Some customers with higher premiums will be shifted into more robust plans because of new requirements in the law. Others are moving into what they consider less attractive options with higher payments for care.

Jennifer Thieme lives outside San Diego and has an individual health policy for her 18-year-old son through Anthem Blue Cross. Thieme pays $72 a month with a $5,000 deductible and an annual out-of-pocket limit of $8,500. The first two visits to the doctor have a co-pay of $40, and the co-pay for generic prescription drugs is $15.

Last month, Thieme received a notice from her insurance company stating that because of the health care law, her policy will no longer be offered, effective Jan. 1. It didn’t offer specifics. Instead, the company suggested a plan for her son with a $5,550 deductible and $6,350 annual limit.

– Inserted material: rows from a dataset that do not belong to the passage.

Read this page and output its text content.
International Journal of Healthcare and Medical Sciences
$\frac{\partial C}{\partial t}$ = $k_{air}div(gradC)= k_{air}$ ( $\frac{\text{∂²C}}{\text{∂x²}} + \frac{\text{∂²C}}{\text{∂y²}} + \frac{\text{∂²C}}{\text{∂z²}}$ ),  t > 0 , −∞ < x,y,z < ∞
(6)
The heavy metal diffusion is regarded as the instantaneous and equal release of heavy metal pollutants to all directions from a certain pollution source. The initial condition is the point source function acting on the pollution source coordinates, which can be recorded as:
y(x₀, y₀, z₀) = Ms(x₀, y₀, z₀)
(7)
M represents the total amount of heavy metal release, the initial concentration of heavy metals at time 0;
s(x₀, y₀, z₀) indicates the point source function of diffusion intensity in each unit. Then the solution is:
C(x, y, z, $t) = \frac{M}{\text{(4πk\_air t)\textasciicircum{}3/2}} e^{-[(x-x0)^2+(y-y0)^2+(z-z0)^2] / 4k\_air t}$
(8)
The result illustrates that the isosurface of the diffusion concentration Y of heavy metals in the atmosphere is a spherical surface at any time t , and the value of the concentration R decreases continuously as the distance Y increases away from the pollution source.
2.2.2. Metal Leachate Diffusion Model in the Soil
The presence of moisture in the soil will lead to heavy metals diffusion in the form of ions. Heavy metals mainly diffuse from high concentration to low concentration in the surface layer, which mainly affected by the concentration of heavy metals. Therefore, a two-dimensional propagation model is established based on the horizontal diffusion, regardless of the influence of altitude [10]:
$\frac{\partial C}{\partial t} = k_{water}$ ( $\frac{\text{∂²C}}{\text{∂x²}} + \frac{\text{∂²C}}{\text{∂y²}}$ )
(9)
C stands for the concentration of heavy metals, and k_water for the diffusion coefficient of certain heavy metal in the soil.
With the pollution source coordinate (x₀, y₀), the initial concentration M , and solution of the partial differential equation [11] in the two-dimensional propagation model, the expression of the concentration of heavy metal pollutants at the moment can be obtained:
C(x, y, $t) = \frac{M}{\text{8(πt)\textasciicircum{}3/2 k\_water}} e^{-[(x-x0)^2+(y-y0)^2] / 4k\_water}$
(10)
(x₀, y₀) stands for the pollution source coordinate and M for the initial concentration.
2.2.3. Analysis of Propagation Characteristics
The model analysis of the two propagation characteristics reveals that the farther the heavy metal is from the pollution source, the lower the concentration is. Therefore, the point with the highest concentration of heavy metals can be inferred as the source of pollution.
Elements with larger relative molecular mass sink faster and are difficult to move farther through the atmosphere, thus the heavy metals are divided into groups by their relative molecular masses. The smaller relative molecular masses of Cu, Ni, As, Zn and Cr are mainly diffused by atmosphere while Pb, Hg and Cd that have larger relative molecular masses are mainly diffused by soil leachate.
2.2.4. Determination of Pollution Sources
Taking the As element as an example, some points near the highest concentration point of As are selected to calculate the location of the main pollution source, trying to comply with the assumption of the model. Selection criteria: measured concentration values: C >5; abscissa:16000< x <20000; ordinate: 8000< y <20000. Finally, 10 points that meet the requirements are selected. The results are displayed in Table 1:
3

It also called for a $50 co-pay for the first two office visits, and prescription drug co-pays ranging from $19 to $50.

This new plan will cost her $127 per month, an increase of about 76 percent.

SOURCE: Sacramento Bee


MAP OF OBAMACARE’S DRAMATIC PREMIUM INCREASES

The Manhattan Institute maps premium increases across the country:

Today’s release, with the third iteration of the map, contains both premium and subsidy data for every state except Hawaii. (Believe it or not, we’ve had success mining data from every exchange website but Hawaii’s.) This nearly-complete analysis finds that the average state will face underlying premium increases of 41 percent. Men will face the steepest increases: 77, 37, and 47 percent for 27-year-olds, 40-year-olds, and 64-year-olds, respectively. Women will also face increases, but to a lesser degree: 18%, 28%, and 37% for 27-, 40-, and 64-year-olds.

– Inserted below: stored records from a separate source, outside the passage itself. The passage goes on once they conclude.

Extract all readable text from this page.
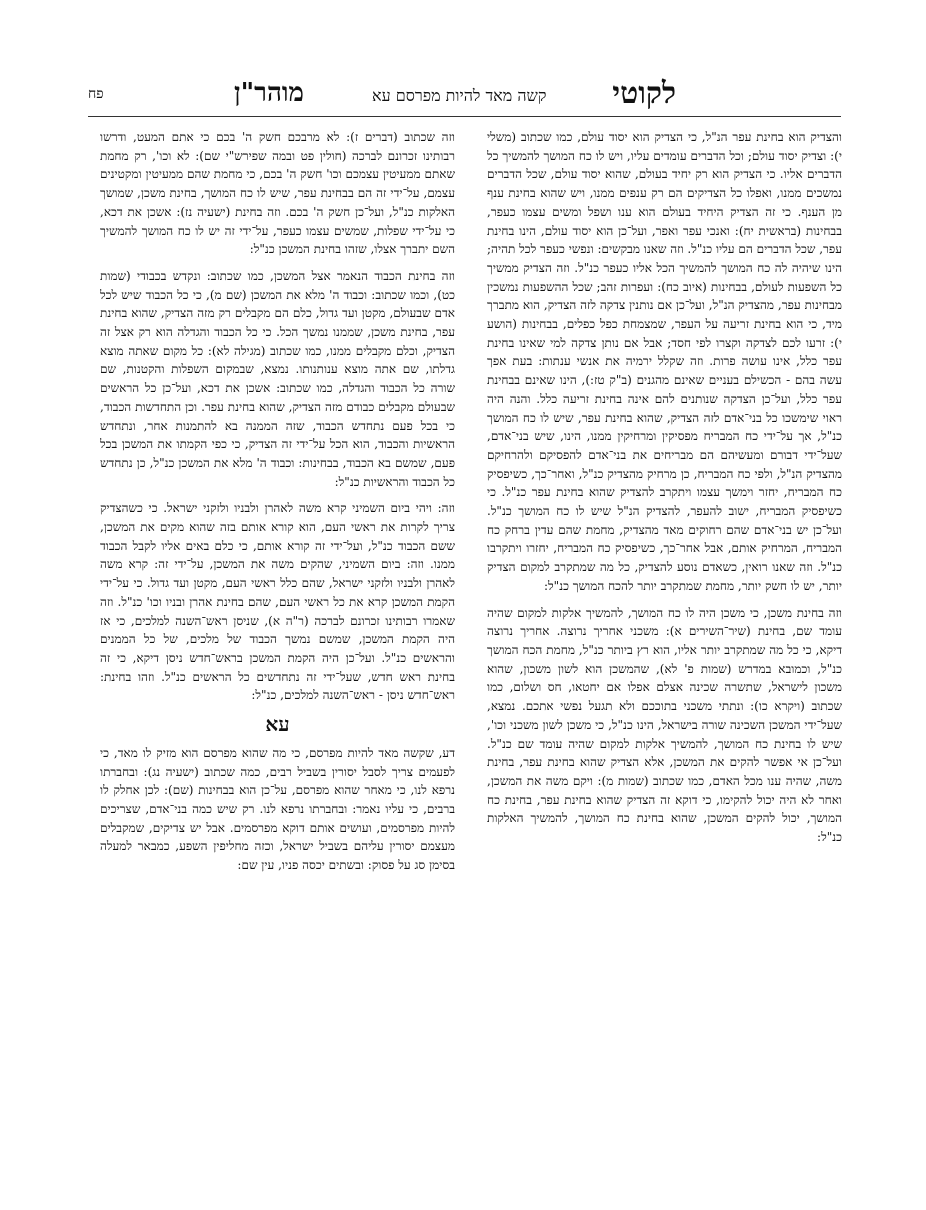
לקוטי
קשה מאד להיות מפרסם עא
מוהר"ן
פח

והצדיק הוא בחינת עפר הנ"ל, כי הצדיק הוא יסוד עולם, כמו שכתוב (משלי י): וצדיק יסוד עולם; וכל הדברים עומדים עליו, ויש לו כח המושך להמשיך כל הדברים אליו. כי הצדיק הוא רק יחיד בעולם, שהוא יסוד עולם, שכל הדברים נמשכים ממנו, ואפלו כל הצדיקים הם רק ענפים ממנו, ויש שהוא בחינת ענף מן הענף. כי זה הצדיק היחיד בעולם הוא ענו ושפל ומשים עצמו כעפר, בבחינות (בראשית יח): ואנכי עפר ואפר, ועל־כן הוא יסוד עולם, הינו בחינת עפר, שכל הדברים הם עליו כנ"ל. וזה שאנו מבקשים: ונפשי כעפר לכל תהיה; הינו שיהיה לה כח המושך להמשיך הכל אליו כעפר כנ"ל. וזה הצדיק ממשיך כל השפעות לעולם, בבחינות (איוב כח): ועפרות זהב; שכל ההשפעות נמשכין מבחינות עפר, מהצדיק הנ"ל, ועל־כן אם נותנין צדקה לזה הצדיק, הוא מתברך מיד, כי הוא בחינת זריעה על העפר, שמצמחת כפל כפלים, בבחינות (הושע י): זרעו לכם לצדקה וקצרו לפי חסד; אבל אם נותן צדקה למי שאינו בחינת עפר כלל, אינו עושה פרות. וזה שקלל ירמיה את אנשי ענתות: בעת אפך עשה בהם - הכשילם בעניים שאינם מהגנים (ב"ק טז:), הינו שאינם בבחינת עפר כלל, ועל־כן הצדקה שנותנים להם אינה בחינת זריעה כלל. והנה היה ראוי שימשכו כל בני־אדם לזה הצדיק, שהוא בחינת עפר, שיש לו כח המושך כנ"ל, אך על־ידי כח המבריח מפסיקין ומרחיקין ממנו, הינו, שיש בני־אדם, שעל־ידי דבורם ומעשיהם הם מבריחים את בני־אדם להפסיקם ולהרחיקם מהצדיק הנ"ל, ולפי כח המבריח, כן מרחיק מהצדיק כנ"ל, ואחר־כך, כשיפסיק כח המבריח, יחזר וימשך עצמו ויתקרב להצדיק שהוא בחינת עפר כנ"ל. כי כשיפסיק המבריח, ישוב להעפר, להצדיק הנ"ל שיש לו כח המושך כנ"ל. ועל־כן יש בני־אדם שהם רחוקים מאד מהצדיק, מחמת שהם עדין ברחק כח המבריח, המרחיק אותם, אבל אחר־כך, כשיפסיק כח המבריח, יחזרו ויתקרבו כנ"ל. וזה שאנו רואין, כשאדם נוסע להצדיק, כל מה שמתקרב למקום הצדיק יותר, יש לו חשק יותר, מחמת שמתקרב יותר להכח המושך כנ"ל:

וזה בחינת משכן, כי משכן היה לו כח המושך, להמשיך אלקות למקום שהיה עומד שם, בחינת (שיר־השירים א): משכני אחריך נרוצה. אחריך נרוצה דיקא, כי כל מה שמתקרב יותר אליו, הוא רץ ביותר כנ"ל, מחמת הכח המושך כנ"ל, וכמובא במדרש (שמות פ' לא), שהמשכן הוא לשון משכון, שהוא משכון לישראל, שתשרה שכינה אצלם אפלו אם יחטאו, חס ושלום, כמו שכתוב (ויקרא כו): ונתתי משכני בתוככם ולא תגעל נפשי אתכם. נמצא, שעל־ידי המשכן השכינה שורה בישראל, הינו כנ"ל, כי משכן לשון משכני וכו', שיש לו בחינת כח המושך, להמשיך אלקות למקום שהיה עומד שם כנ"ל. ועל־כן אי אפשר להקים את המשכן, אלא הצדיק שהוא בחינת עפר, בחינת משה, שהיה ענו מכל האדם, כמו שכתוב (שמות מ): ויקם משה את המשכן, ואחר לא היה יכול להקימו, כי דוקא זה הצדיק שהוא בחינת עפר, בחינת כח המושך, יכול להקים המשכן, שהוא בחינת כח המושך, להמשיך האלקות כנ"ל:

וזה שכתוב (דברים ז): לא מרבכם חשק ה' בכם כי אתם המעט, ודרשו רבותינו זכרונם לברכה (חולין פט ובמה שפירש"י שם): לא וכו', רק מחמת שאתם ממעיטין עצמכם וכו' חשק ה' בכם, כי מחמת שהם ממעיטין ומקטינים עצמם, על־ידי זה הם בבחינת עפר, שיש לו כח המושך, בחינת משכן, שמושך האלקות כנ"ל, ועל־כן חשק ה' בכם. וזה בחינת (ישעיה נז): אשכן את דכא, כי על־ידי שפלות, שמשים עצמו כעפר, על־ידי זה יש לו כח המושך להמשיך השם יתברך אצלו, שזהו בחינת המשכן כנ"ל:

וזה בחינת הכבוד הנאמר אצל המשכן, כמו שכתוב: ונקדש בכבודי (שמות כט), וכמו שכתוב: וכבוד ה' מלא את המשכן (שם מ), כי כל הכבוד שיש לכל אדם שבעולם, מקטן ועד גדול, כלם הם מקבלים רק מזה הצדיק, שהוא בחינת עפר, בחינת משכן, שממנו נמשך הכל. כי כל הכבוד והגדלה הוא רק אצל זה הצדיק, וכלם מקבלים ממנו, כמו שכתוב (מגילה לא): כל מקום שאתה מוצא גדלתו, שם אתה מוצא ענותנותו. נמצא, שבמקום השפלות והקטנות, שם שורה כל הכבוד והגדלה, כמו שכתוב: אשכן את דכא, ועל־כן כל הראשים שבעולם מקבלים כבודם מזה הצדיק, שהוא בחינת עפר. וכן התחדשות הכבוד, כי בכל פעם נתחדש הכבוד, שזה הממנה בא להתמנות אחר, ונתחדש הראשיות והכבוד, הוא הכל על־ידי זה הצדיק, כי כפי הקמתו את המשכן בכל פעם, שמשם בא הכבוד, בבחינות: וכבוד ה' מלא את המשכן כנ"ל, כן נתחדש כל הכבוד והראשיות כנ"ל:

וזה: ויהי ביום השמיני קרא משה לאהרן ולבניו ולזקני ישראל. כי כשהצדיק צריך לקרות את ראשי העם, הוא קורא אותם בזה שהוא מקים את המשכן, ששם הכבוד כנ"ל, ועל־ידי זה קורא אותם, כי כלם באים אליו לקבל הכבוד ממנו. וזה: ביום השמיני, שהקים משה את המשכן, על־ידי זה: קרא משה לאהרן ולבניו ולזקני ישראל, שהם כלל ראשי העם, מקטן ועד גדול. כי על־ידי הקמת המשכן קרא את כל ראשי העם, שהם בחינת אהרן ובניו וכו' כנ"ל. וזה שאמרו רבותינו זכרונם לברכה (ר"ה א), שניסן ראש־השנה למלכים, כי אז היה הקמת המשכן, שמשם נמשך הכבוד של מלכים, של כל הממנים והראשים כנ"ל. ועל־כן היה הקמת המשכן בראש־חדש ניסן דיקא, כי זה בחינת ראש חדש, שעל־ידי זה נתחדשים כל הראשים כנ"ל. וזהו בחינת: ראש־חדש ניסן - ראש־השנה למלכים, כנ"ל:

עא

דע, שקשה מאד להיות מפרסם, כי מה שהוא מפרסם הוא מזיק לו מאד, כי לפעמים צריך לסבל יסורין בשביל רבים, כמה שכתוב (ישעיה נג): ובחברתו נרפא לנו, כי מאחר שהוא מפרסם, על־כן הוא בבחינות (שם): לכן אחלק לו ברבים, כי עליו נאמר: ובחברתו נרפא לנו. רק שיש כמה בני־אדם, שצריכים להיות מפרסמים, ועושים אותם דוקא מפרסמים. אבל יש צדיקים, שמקבלים מעצמם יסורין עליהם בשביל ישראל, וכזה מחליפין השפע, כמבאר למעלה בסימן סג על פסוק: ובשתים יכסה פניו, עין שם:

Eight states will enjoy average premium reductions under Obamacare: New York (-40%), Colorado (-22%), Ohio (-21%), Massachusetts (-20%), New Jersey (-19%), New Hampshire (-18%), Rhode Island (-10%), and Indiana (-3%). Most, but not all, of these states had heavily-regulated individual insurance markets prior to Obamacare, and will therefore benefit from Obamacare’s subsidies, and especially its requirement that everyone purchase health insurance or pay a fine.

The eight states that will face the biggest increases in underlying premiums are largely southern and western states: Nevada (+179%), New Mexico (+142%), Arkansas (+138%), North Carolina (+136%), Vermont (+117%), Georgia (+92%), South Dakota (+77%), and Nebraska (+74%).

If you’re interested in more details about our methodology, you can find them here. As with our past work, we calculated an average of the five least-expensive plans in every county in a state pre-Obamacare, adjusted to take into account those with pre-existing conditions and other health problems. We then did the same calculation with the five least-expensive plans in every county in the Obamacare exchanges. We then used these county-based numbers to come up with a population-weighted state average pre- and post-Obamacare.

The key thing to understand about our before-and-after comparison is that it is an average. If you’re healthy today, you will face steeper rate increases than these figures indicate. If you have a serious medical condition, however, and haven’t been able to find affordable health coverage as a result, you will do much better under Obamacare than the average person. Men will face steeper increases than women in most states, because women consume more health care than men do, and Obamacare forbids insurers to charge different prices on the basis of gender.